I have an ever-changing collection of notes and images hanging above my desk. For a while one of those bits of encouragement was a quote from Annie Dillard's The Writing Life:
How we spend our days is, of course, how we spend our lives. What we do with this hour, and that one, is what we are doing. A schedule defends from chaos and whim. It is a net for catching days. It is a scaffolding on which a worker can stand and labor with both hands at sections of time.
Dillard's words are a reminder that routine and structure can keep you moving forward. Often when our days unfold willy-nilly, it's hard to feel in control and as a result, creativity can get blocked.
Identify the work habits you're forming that might be sabotaging you creatively. Maybe you're checking email constantly, not making time for exercise or working around the clock. Build some structure and routine into your day. A while back, I replaced that Dillard quote above my desk with a boiled-down message that reminds me how often I need to make time for my creative work—a single word in fat red letters: EVERYDAY.
Building things with our hands, words, and minds can be a bit terrifying. Our subconscious is at work during the creative process and sometimes what lives there can be scary. But while your mind might be telling you to run the other way, resist the urge. As Rainer Maria Rilke put it in his Letters to a Young Poet: "Why would you want to exclude from your life any uneasiness, any pain, any depression, since you don't know what work they are accomplishing within you?" In other words: It pays to be a little tortured.

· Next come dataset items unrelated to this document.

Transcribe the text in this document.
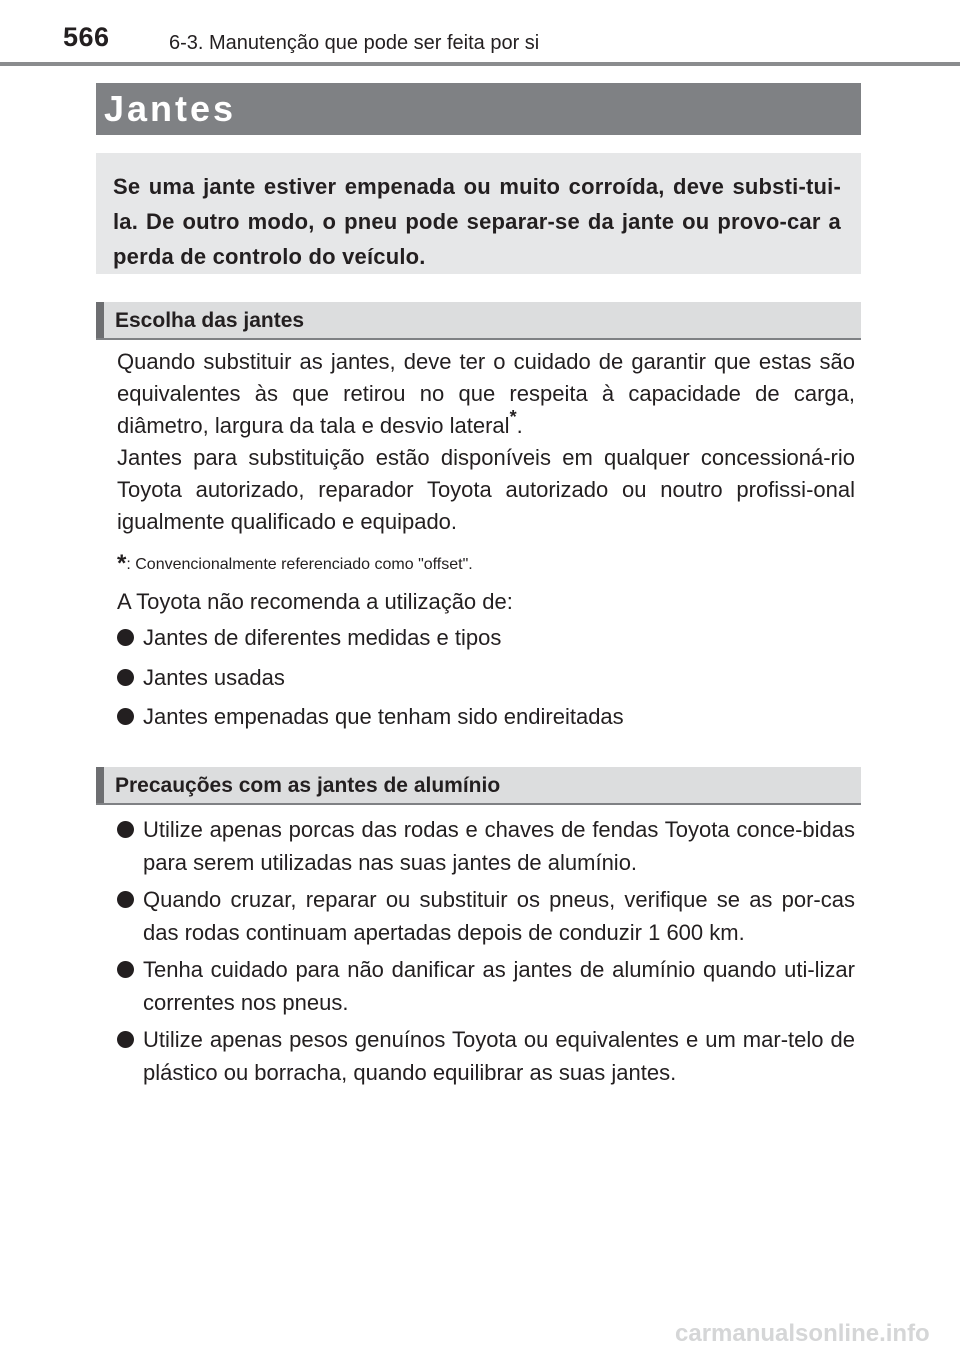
566	6-3. Manutenção que pode ser feita por si
Jantes
Se uma jante estiver empenada ou muito corroída, deve substi-tui-la. De outro modo, o pneu pode separar-se da jante ou provo-car a perda de controlo do veículo.
Escolha das jantes
Quando substituir as jantes, deve ter o cuidado de garantir que estas são equivalentes às que retirou no que respeita à capacidade de carga, diâmetro, largura da tala e desvio lateral*.
Jantes para substituição estão disponíveis em qualquer concessioná-rio Toyota autorizado, reparador Toyota autorizado ou noutro profissi-onal igualmente qualificado e equipado.
*: Convencionalmente referenciado como "offset".
A Toyota não recomenda a utilização de:
Jantes de diferentes medidas e tipos
Jantes usadas
Jantes empenadas que tenham sido endireitadas
Precauções com as jantes de alumínio
Utilize apenas porcas das rodas e chaves de fendas Toyota conce-bidas para serem utilizadas nas suas jantes de alumínio.
Quando cruzar, reparar ou substituir os pneus, verifique se as por-cas das rodas continuam apertadas depois de conduzir 1 600 km.
Tenha cuidado para não danificar as jantes de alumínio quando uti-lizar correntes nos pneus.
Utilize apenas pesos genuínos Toyota ou equivalentes e um mar-telo de plástico ou borracha, quando equilibrar as suas jantes.
carmanualsonline.info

If facing your demons feels too daunting, try setting aside short blocks of time for this creative work and gradually build up from there. You can't run a marathon the first time you put on a pair of running shoes. Give yourself a chance to warm up to the work by building it gradually into your day.
You're worried about when the next paycheck is coming in. Your toddler has been puking for three days. You're getting a divorce. Your email inbox is threatening to explode with unanswered messages. Stuff is going to happen in your life that will make sitting down to focus on creative work seem selfish, silly, or simply impossible.
Creating structured time will make it easier for you to step away and treat this time as you would any other appointment. "Exceptional creators make sure to use their best, peak time each day for their own creative activities," says Keith Sawyer, author of the book Zig Zag: The Surprising Path to Greater Creativity. "They're selfish about their personal energy. But for most people, that peak period is no more than about three hours—so there's a lot of time left over to take care of noncreative business."
It's easy to feel overwhelmed and let that anxiety put the breaks on your creative thinking. If you have a really big project on your hands, the only way to make progress on it is to start small. Break it into manageable pieces.
Writer Zadie Smith talks about creating a scaffolding for her novels in order to make the writing process less daunting. "Each time I've written a long piece of fiction, I've felt the need for an enormous amount of scaffolding," she said in a 2008 Columbia University lecture reprinted in her book Changing My Mind: Occasional Essays.
For Smith, that scaffolding is different depending on the project she's working on. She might decide to write a novel in three sections of 10 chapters each or five sections of seven chapters, for instance. "I use scaffolding to hold up my confidence when I have none, to reduce the despair, and to feel that what I'm doing has a goal, some endpoint that I can see."